I would like to think that my schoolmates learned a thing or two from me and the other people at our school who weren’t middle-class. Rewind to a politics class where we debated the notion of a welfare state so thin it would only protect against starvation and destitution. Housed in temporary accommodation at the time and living on benefits, I was a passionate advocate on their behalf. Our classroom hosted a fierce debate with contributions from both those who had and hadn’t benefited from the welfare state. It provided an invaluable intersection between theory and reality in the shape of an angry sixth-former with a point to prove.
At university, years later, we would debate evidence that kids who played instruments and went to museums tended to have higher IQs. It was in these areas that my middle-class peers often fell down. They couldn’t view information like that outside of their own narrow experiences. These people genuinely thought their success was because their parents were smart and had made good choices. Being around students who hadn’t been as lucky as they had introduced the notion that sometimes correlation does not equal causation.
This seemed common sense to me, having grown up around tons of bright kids who were often held back academically by other factors.
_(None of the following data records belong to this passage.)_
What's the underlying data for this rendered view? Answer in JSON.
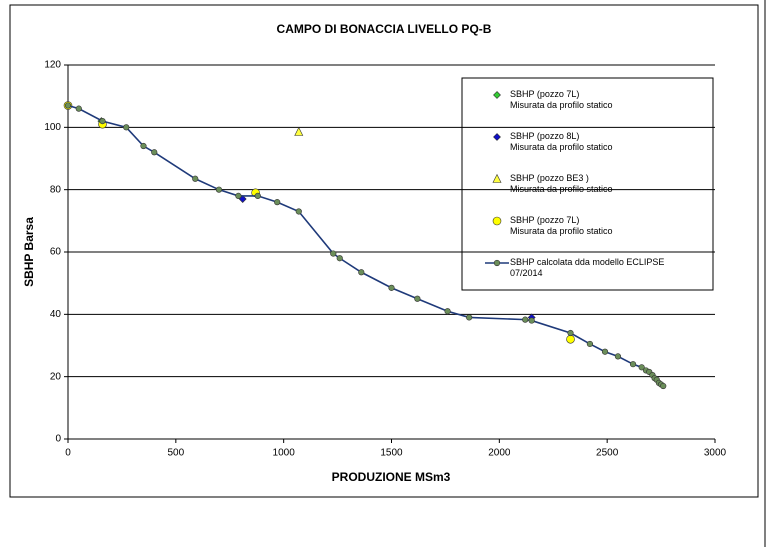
{
  "chart_data": {
    "type": "scatter",
    "title": "CAMPO DI BONACCIA LIVELLO PQ-B",
    "x_label": "PRODUZIONE MSm3",
    "y_label": "SBHP Barsa",
    "xlim": [
      0,
      3000
    ],
    "xticks": [
      0,
      500,
      1000,
      1500,
      2000,
      2500,
      3000
    ],
    "ylim": [
      0,
      120
    ],
    "yticks": [
      0,
      20,
      40,
      60,
      80,
      100,
      120
    ],
    "grid": true,
    "legend": "upper right",
    "series": [
      {
        "name": "SBHP  (pozzo 7L)\nMisurata da profilo statico",
        "marker": "diamond",
        "color": "#33cc33",
        "line": false,
        "x": [
          155
        ],
        "values": [
          102
        ]
      },
      {
        "name": "SBHP  (pozzo 8L)\nMisurata da profilo statico",
        "marker": "diamond",
        "color": "#1010c8",
        "line": false,
        "x": [
          810,
          2150
        ],
        "values": [
          77,
          39
        ]
      },
      {
        "name": "SBHP  (pozzo BE3 )\nMisurata da profilo statico",
        "marker": "triangle",
        "color": "#ffff40",
        "line": false,
        "x": [
          1070
        ],
        "values": [
          98.5
        ]
      },
      {
        "name": "SBHP  (pozzo 7L)\nMisurata da profilo statico",
        "marker": "circle",
        "color": "#ffff00",
        "line": false,
        "x": [
          0,
          160,
          870,
          2330
        ],
        "values": [
          107,
          101,
          79,
          32
        ]
      },
      {
        "name": "SBHP calcolata dda modello ECLIPSE\n07/2014",
        "marker": "dot",
        "color": "#1f3a7a",
        "marker_color": "#6b8e5a",
        "line": true,
        "x": [
          0,
          50,
          160,
          270,
          350,
          400,
          590,
          700,
          790,
          880,
          970,
          1070,
          1230,
          1260,
          1360,
          1500,
          1620,
          1760,
          1860,
          2120,
          2150,
          2330,
          2420,
          2490,
          2550,
          2620,
          2660,
          2680,
          2695,
          2710,
          2720,
          2730,
          2740,
          2750,
          2760
        ],
        "values": [
          107,
          106,
          102,
          100,
          94,
          92,
          83.5,
          80,
          78,
          78,
          76,
          73,
          59.5,
          58,
          53.5,
          48.5,
          45,
          41,
          39,
          38.3,
          38,
          34,
          30.5,
          28,
          26.5,
          24,
          23,
          22,
          21.5,
          20.5,
          19.5,
          19,
          18,
          17.5,
          17
        ]
      }
    ]
  }
}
At university I met many of the opposite: those who should have been flung off the ladder early on, but who were aided by private tuition and schooling that allowed them to keep climbing it.
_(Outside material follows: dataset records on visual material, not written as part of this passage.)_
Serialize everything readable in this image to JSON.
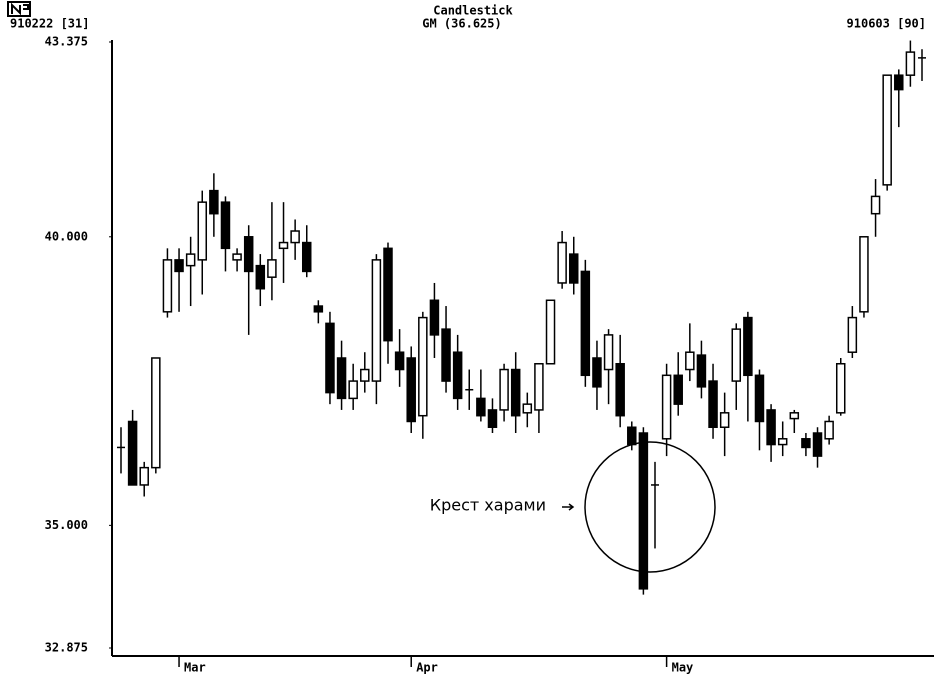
{
  "chart_data": {
    "type": "candlestick",
    "title": "Candlestick",
    "subtitle": "GM (36.625)",
    "start_label": "910222 [31]",
    "end_label": "910603 [90]",
    "annotation": "Крест харами",
    "up_color": "#ffffff",
    "down_color": "#000000",
    "ylim": [
      32.875,
      43.375
    ],
    "yticks": [
      {
        "value": 32.875,
        "label": "32.875"
      },
      {
        "value": 35,
        "label": "35.000"
      },
      {
        "value": 40,
        "label": "40.000"
      },
      {
        "value": 43.375,
        "label": "43.375"
      }
    ],
    "grid": false,
    "categories": [
      null,
      null,
      null,
      null,
      null,
      "Mar",
      null,
      null,
      null,
      null,
      null,
      null,
      null,
      null,
      null,
      null,
      null,
      null,
      null,
      null,
      null,
      null,
      null,
      null,
      null,
      "Apr",
      null,
      null,
      null,
      null,
      null,
      null,
      null,
      null,
      null,
      null,
      null,
      null,
      null,
      null,
      null,
      null,
      null,
      null,
      null,
      null,
      null,
      "May",
      null,
      null,
      null,
      null,
      null,
      null,
      null,
      null,
      null,
      null,
      null,
      null,
      null,
      null,
      null,
      null,
      null,
      null,
      null,
      null,
      null,
      null
    ],
    "open": [
      36.35,
      36.8,
      35.7,
      36.0,
      38.7,
      39.6,
      39.5,
      39.6,
      40.8,
      40.6,
      39.6,
      40.0,
      39.5,
      39.3,
      39.8,
      39.9,
      39.9,
      38.8,
      38.5,
      37.9,
      37.2,
      37.5,
      37.5,
      39.8,
      38.0,
      37.9,
      36.9,
      38.9,
      38.4,
      38.0,
      37.35,
      37.2,
      37.0,
      37.0,
      37.7,
      36.95,
      37.0,
      37.8,
      39.2,
      39.7,
      39.4,
      37.9,
      37.7,
      37.8,
      36.7,
      36.6,
      35.7,
      36.5,
      37.6,
      37.7,
      37.95,
      37.5,
      36.7,
      37.5,
      38.6,
      37.6,
      37.0,
      36.4,
      36.85,
      36.5,
      36.6,
      36.5,
      36.95,
      38.0,
      38.7,
      40.4,
      40.9,
      42.8,
      42.8,
      43.1
    ],
    "high": [
      36.7,
      37.0,
      36.1,
      37.9,
      39.8,
      39.8,
      40.0,
      40.8,
      41.1,
      40.7,
      39.8,
      40.2,
      39.7,
      40.6,
      40.6,
      40.3,
      40.2,
      38.9,
      38.7,
      38.2,
      37.8,
      38.0,
      39.7,
      39.9,
      38.4,
      38.1,
      38.7,
      39.2,
      38.8,
      38.3,
      37.7,
      37.7,
      37.2,
      37.8,
      38.0,
      37.3,
      37.8,
      38.9,
      40.1,
      40.0,
      39.6,
      38.2,
      38.4,
      38.3,
      36.8,
      36.7,
      36.1,
      37.8,
      38.0,
      38.5,
      38.2,
      37.8,
      37.3,
      38.5,
      38.7,
      37.7,
      37.1,
      36.8,
      37.0,
      36.6,
      36.7,
      36.9,
      37.9,
      38.8,
      40.0,
      41.0,
      42.8,
      42.9,
      43.4,
      43.25
    ],
    "low": [
      35.9,
      35.7,
      35.5,
      35.9,
      38.6,
      38.7,
      38.8,
      39.0,
      40.0,
      39.4,
      39.4,
      38.3,
      38.8,
      38.9,
      39.2,
      39.6,
      39.3,
      38.5,
      37.1,
      37.0,
      37.0,
      37.3,
      37.1,
      37.8,
      37.4,
      36.6,
      36.5,
      37.9,
      37.3,
      37.0,
      37.0,
      36.8,
      36.6,
      36.8,
      36.6,
      36.7,
      36.6,
      37.8,
      39.1,
      39.0,
      37.4,
      37.0,
      37.1,
      36.7,
      36.3,
      33.8,
      34.6,
      36.2,
      36.9,
      37.5,
      37.2,
      36.5,
      36.2,
      37.0,
      36.8,
      36.3,
      36.1,
      36.2,
      36.6,
      36.2,
      36.0,
      36.4,
      36.9,
      37.9,
      38.6,
      40.0,
      40.8,
      41.9,
      42.6,
      42.7
    ],
    "close": [
      36.35,
      35.7,
      36.0,
      37.9,
      39.6,
      39.4,
      39.7,
      40.6,
      40.4,
      39.8,
      39.7,
      39.4,
      39.1,
      39.6,
      39.9,
      40.1,
      39.4,
      38.7,
      37.3,
      37.2,
      37.5,
      37.7,
      39.6,
      38.2,
      37.7,
      36.8,
      38.6,
      38.3,
      37.5,
      37.2,
      37.35,
      36.9,
      36.7,
      37.7,
      36.9,
      37.1,
      37.8,
      38.9,
      39.9,
      39.2,
      37.6,
      37.4,
      38.3,
      36.9,
      36.4,
      33.9,
      35.7,
      37.6,
      37.1,
      38.0,
      37.4,
      36.7,
      36.95,
      38.4,
      37.6,
      36.8,
      36.4,
      36.5,
      36.95,
      36.35,
      36.2,
      36.8,
      37.8,
      38.6,
      40.0,
      40.7,
      42.8,
      42.55,
      43.2,
      43.1
    ]
  }
}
I also remember informing a friend that teaching at a state school doesn’t mean you’re that likely to get stabbed. He had aspirations to run the country one day, and, having gone to Cambridge, he may well do. I am glad that by going to university with me he has had the opportunity to socialise with those he someday wishes to represent.
Whatever your background, school can provide a vital lesson in learning about those not like you, and becoming a more rounded person. If the government wants to reintroduce an education system that benefits wealthier children academically, it’s worth remembering that it is not just the poor who are losing out.